Open gaow opened 5 years ago
At least susie_auto
can potentially be tuned better to handle this, if we do not have a better alternative. Currently we did not exploit susie_auto
a lot.
i also investigated it here: https://stephens999.github.io/susier-investigate/false-positive.html
(this link not yet working for me; I'm not sure why!)
the current version of susie_auto does deal ok with this example
I have found changepoint examples particularly helpful for creating challenging examples for convergence. Here is a minimal example for now. I am still investigating and will do a more thorough report later. (susie_auto does not deal with this example yet, for several reasons i'll also report later).
This function fits susie to changepoint data (ie piecewise constant function, aka trendfilter with ord=0)

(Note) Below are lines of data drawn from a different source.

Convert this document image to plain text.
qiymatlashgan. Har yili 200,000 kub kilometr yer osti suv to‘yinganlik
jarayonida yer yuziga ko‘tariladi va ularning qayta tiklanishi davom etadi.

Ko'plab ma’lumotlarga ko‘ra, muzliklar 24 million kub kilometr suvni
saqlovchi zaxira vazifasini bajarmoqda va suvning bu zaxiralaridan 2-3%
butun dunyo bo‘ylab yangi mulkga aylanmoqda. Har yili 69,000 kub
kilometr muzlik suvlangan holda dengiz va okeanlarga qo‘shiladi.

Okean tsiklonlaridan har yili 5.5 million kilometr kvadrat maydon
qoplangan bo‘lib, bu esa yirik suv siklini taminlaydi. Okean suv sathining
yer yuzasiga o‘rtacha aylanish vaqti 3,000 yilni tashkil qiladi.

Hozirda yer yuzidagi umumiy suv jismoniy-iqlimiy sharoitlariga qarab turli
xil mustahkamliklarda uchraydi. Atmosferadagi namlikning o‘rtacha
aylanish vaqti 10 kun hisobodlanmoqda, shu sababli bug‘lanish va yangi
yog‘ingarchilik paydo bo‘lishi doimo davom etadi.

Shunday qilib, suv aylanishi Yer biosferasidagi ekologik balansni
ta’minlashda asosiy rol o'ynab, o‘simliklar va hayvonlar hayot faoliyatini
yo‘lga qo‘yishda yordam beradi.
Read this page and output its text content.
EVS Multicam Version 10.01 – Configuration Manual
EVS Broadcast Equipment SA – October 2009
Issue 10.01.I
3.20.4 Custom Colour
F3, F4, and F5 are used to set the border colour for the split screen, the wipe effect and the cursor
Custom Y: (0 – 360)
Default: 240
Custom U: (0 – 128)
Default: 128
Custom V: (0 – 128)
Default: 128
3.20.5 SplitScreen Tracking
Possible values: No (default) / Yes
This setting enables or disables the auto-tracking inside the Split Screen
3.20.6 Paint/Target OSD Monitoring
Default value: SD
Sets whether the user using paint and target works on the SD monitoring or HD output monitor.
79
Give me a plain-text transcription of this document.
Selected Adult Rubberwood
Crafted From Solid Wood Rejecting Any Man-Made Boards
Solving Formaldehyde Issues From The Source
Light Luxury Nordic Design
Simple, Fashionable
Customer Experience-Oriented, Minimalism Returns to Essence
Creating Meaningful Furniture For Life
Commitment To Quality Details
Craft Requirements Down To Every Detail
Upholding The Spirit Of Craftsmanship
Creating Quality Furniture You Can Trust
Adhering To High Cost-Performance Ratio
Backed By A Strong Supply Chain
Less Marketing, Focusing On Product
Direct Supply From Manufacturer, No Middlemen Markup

susie_cp = function(y,auto=FALSE,...){
n=length(y)
X = matrix(0,nrow=n,ncol=n-1)
for(j in 1:(n-1)){
for(i in (j+1):n){
X[i,j] = 1
}
}
if(auto){
s = susie_auto(X,y,...)
} else {
s = susie(X,y,...)
}
return(s)
}
This example is challenging because you need 2 changepoints very close (ie at very correlated variables):
set.seed(1)
x = rnorm(100)
x[50]=8
x.s = susie_cp(x)
plot(x)
lines(predict(x.s))
Here is an example of an edge case showing convergence difficulties SuSiE has:
https://gaow.github.io/mvarbvs/analysis/20181009_Null_Weight.html
Just to document the experiments here, for revisiting in the future.